Merkel wrote that the incident was a “potentially criminal matter.”
Records show that the city has taken issue with actions by Shaw since shortly after he was hired, ranging from questions of frequent tardiness to recklessness with his police weapon.
For example, Shaw agreed in May 2011 to reimburse the police department $519 to replace his weapon after it was stolen from under the front seat of his truck. Former Warren police Chief Timothy Bowers noted in a letter to Shaw that Shaw “recklessly took the risk of having the weapon stolen” when he made the decision to place his duty belt and weapon under the front seat of the truck instead of securing it in the locker provided by the police department.

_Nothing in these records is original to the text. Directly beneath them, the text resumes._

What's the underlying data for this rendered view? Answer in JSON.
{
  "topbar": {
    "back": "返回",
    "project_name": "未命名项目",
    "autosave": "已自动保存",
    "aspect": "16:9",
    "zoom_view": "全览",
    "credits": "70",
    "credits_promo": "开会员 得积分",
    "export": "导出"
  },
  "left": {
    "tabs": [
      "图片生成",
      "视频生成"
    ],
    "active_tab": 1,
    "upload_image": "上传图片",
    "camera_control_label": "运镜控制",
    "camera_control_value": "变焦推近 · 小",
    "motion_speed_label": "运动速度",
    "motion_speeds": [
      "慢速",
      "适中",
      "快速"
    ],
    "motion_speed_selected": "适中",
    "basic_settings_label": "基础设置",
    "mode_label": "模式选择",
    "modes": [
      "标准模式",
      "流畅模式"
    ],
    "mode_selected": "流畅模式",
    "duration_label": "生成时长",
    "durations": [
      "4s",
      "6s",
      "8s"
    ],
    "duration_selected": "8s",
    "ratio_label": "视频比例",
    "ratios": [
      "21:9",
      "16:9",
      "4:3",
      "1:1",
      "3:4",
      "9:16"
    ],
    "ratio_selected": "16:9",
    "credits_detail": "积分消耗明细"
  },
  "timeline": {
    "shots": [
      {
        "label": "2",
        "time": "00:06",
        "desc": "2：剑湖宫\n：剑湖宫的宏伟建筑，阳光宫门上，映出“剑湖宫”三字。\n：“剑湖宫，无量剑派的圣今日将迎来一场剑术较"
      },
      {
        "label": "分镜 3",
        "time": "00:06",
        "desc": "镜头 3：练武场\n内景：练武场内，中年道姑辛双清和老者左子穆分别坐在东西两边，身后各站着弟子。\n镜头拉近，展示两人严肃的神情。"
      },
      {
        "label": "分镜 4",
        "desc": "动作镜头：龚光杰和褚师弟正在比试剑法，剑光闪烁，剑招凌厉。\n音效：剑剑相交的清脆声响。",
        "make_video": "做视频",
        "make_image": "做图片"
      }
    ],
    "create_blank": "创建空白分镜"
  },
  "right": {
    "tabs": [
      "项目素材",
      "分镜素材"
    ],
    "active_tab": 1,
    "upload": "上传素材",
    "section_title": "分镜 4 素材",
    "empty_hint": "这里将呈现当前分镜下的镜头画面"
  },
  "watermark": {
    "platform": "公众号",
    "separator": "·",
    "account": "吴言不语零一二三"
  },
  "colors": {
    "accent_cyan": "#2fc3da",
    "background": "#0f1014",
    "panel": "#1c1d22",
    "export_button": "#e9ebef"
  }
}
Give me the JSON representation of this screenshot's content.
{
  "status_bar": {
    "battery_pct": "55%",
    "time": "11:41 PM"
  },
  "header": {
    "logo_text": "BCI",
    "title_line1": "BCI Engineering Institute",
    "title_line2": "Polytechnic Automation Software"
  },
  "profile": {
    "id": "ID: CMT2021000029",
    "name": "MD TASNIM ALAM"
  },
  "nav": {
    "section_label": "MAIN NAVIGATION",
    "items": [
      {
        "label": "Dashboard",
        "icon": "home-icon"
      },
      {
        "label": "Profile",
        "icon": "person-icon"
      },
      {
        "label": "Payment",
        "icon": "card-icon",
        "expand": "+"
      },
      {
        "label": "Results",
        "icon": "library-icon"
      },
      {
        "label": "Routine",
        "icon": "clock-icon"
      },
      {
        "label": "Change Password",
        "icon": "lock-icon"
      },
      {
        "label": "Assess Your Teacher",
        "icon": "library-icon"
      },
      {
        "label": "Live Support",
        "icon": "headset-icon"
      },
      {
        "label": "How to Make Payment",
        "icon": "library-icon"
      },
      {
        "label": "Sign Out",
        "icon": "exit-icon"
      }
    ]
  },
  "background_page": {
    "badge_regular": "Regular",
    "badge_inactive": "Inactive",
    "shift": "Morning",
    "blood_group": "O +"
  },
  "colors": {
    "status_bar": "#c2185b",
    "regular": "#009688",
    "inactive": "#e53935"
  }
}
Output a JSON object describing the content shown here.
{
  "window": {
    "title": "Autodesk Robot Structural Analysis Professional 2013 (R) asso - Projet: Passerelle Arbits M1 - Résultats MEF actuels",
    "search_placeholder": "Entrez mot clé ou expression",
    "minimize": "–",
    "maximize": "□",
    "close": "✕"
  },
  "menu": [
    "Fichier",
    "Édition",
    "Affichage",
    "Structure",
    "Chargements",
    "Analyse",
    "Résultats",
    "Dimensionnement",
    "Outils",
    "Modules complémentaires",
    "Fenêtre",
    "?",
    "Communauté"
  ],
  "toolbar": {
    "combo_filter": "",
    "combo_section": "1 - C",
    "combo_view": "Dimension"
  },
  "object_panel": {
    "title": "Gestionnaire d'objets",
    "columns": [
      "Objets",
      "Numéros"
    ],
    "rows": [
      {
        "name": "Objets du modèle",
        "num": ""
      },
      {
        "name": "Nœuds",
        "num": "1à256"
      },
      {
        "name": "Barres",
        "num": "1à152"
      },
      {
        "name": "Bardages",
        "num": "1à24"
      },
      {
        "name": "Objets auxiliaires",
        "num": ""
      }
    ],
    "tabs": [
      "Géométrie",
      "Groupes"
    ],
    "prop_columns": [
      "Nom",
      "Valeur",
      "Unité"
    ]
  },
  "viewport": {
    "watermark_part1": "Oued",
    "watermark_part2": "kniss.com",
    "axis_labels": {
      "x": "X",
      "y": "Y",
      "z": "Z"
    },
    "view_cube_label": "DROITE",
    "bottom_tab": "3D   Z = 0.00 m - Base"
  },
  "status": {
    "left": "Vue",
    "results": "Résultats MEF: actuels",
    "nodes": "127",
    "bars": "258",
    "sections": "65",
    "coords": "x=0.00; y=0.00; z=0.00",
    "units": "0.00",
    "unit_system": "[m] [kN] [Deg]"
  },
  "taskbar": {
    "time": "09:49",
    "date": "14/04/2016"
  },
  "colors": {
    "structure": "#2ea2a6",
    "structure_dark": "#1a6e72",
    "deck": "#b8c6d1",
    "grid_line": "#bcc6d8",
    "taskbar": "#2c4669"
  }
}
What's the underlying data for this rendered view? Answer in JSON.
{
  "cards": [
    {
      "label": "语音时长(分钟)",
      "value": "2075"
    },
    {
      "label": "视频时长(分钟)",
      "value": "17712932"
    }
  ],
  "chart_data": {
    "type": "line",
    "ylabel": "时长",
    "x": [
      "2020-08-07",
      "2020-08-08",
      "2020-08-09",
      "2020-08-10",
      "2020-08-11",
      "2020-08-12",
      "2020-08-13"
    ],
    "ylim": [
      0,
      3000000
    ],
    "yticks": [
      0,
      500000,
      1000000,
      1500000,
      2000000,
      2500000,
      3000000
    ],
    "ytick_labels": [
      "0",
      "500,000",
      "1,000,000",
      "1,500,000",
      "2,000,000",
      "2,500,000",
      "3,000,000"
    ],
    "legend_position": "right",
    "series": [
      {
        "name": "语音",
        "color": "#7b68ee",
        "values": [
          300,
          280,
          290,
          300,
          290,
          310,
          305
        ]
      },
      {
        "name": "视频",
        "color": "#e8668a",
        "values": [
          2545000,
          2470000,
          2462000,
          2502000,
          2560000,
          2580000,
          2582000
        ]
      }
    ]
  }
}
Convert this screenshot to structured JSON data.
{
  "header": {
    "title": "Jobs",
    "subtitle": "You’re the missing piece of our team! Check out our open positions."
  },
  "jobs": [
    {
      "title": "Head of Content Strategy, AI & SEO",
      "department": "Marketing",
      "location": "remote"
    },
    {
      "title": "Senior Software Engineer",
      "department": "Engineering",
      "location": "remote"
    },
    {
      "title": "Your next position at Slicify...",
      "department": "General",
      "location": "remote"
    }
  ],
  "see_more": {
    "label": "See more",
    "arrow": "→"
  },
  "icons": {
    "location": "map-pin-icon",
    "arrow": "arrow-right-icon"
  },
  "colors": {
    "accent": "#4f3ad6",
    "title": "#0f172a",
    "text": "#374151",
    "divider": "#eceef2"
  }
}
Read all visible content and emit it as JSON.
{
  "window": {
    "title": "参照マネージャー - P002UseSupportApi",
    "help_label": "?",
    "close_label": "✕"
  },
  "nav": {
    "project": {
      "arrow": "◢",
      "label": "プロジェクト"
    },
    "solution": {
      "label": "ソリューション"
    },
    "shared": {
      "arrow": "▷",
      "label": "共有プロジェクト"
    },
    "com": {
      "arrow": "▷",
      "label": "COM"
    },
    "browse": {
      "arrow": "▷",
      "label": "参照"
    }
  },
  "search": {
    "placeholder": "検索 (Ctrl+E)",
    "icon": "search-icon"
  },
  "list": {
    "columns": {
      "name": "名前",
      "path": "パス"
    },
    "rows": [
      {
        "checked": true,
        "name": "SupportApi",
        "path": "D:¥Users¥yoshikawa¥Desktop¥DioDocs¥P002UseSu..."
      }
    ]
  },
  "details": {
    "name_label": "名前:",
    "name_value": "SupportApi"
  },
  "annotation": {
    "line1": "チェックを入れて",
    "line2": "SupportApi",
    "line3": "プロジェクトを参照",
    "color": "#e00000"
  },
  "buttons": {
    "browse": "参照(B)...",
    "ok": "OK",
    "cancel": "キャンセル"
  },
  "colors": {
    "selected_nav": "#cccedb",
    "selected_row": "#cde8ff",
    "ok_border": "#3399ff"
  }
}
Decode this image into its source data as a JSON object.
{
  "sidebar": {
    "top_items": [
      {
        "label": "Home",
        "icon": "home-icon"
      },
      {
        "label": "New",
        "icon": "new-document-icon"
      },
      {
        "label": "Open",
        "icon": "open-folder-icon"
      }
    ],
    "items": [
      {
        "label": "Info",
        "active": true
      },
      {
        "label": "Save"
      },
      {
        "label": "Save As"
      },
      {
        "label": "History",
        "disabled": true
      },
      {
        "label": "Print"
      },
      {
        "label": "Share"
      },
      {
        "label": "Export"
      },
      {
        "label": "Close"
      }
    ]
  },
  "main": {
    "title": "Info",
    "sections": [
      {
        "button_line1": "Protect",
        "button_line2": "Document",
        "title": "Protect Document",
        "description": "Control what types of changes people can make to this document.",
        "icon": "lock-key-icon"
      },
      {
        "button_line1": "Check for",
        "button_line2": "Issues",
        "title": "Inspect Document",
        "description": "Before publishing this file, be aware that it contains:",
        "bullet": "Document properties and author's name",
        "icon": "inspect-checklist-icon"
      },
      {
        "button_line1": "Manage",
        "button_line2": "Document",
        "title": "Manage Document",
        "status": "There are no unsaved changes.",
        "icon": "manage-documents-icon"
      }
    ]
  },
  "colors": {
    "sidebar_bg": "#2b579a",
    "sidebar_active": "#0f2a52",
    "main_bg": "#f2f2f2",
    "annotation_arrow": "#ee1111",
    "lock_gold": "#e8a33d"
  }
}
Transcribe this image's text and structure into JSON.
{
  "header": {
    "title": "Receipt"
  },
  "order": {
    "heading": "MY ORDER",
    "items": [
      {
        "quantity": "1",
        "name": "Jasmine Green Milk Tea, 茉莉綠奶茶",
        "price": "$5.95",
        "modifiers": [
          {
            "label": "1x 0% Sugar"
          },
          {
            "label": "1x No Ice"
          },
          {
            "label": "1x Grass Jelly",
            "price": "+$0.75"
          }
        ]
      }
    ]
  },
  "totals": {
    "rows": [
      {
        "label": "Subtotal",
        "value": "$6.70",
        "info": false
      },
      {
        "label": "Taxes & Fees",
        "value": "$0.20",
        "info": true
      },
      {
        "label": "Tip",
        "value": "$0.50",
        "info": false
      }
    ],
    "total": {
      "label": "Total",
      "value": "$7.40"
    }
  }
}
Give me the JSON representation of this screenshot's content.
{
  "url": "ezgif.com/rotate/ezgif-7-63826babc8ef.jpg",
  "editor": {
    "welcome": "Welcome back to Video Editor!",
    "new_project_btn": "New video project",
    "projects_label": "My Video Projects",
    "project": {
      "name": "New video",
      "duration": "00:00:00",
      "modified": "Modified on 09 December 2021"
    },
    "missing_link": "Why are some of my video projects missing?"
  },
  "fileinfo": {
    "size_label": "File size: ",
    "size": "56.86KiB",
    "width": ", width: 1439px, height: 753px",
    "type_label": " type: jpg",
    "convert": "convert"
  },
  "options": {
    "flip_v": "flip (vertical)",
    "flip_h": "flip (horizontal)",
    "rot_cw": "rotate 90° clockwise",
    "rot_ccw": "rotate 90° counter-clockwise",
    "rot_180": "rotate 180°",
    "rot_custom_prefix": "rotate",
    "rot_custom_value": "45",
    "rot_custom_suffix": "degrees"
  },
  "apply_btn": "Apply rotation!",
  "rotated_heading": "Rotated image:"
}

In May 2012, Shaw was suspended for one day without pay after running out of gas while driving his cruiser to an off-duty job. In that case, Shaw called May’s Towing, which billed the city $35. The suspension was for failing to notify the department that he was working a side job, according to Shaw’s record
In a letter dated April 11, 2012, Bowers informed Shaw that any further violations of police department policy “will result in progressive punishment that may include discharge.”
Warren has terminated three police officers in the last year, including Manny Nites, David Gallagher, and Jeffery Miller, according to Warren Safety-Service Director Enzo Cantalamessa.
Miller was terminated for failing to follow the terms of his probation. He had a previous arrest in connection with drinking and driving as well as domestic violence.
Nites was terminated in 2012 after it was learned he participated in a fantasy football league while he was on duty. He previously was cited for coaching youth basketball games while on duty.
Gallagher was fired in May because he was unable to perform the necessary physical activity required of the job.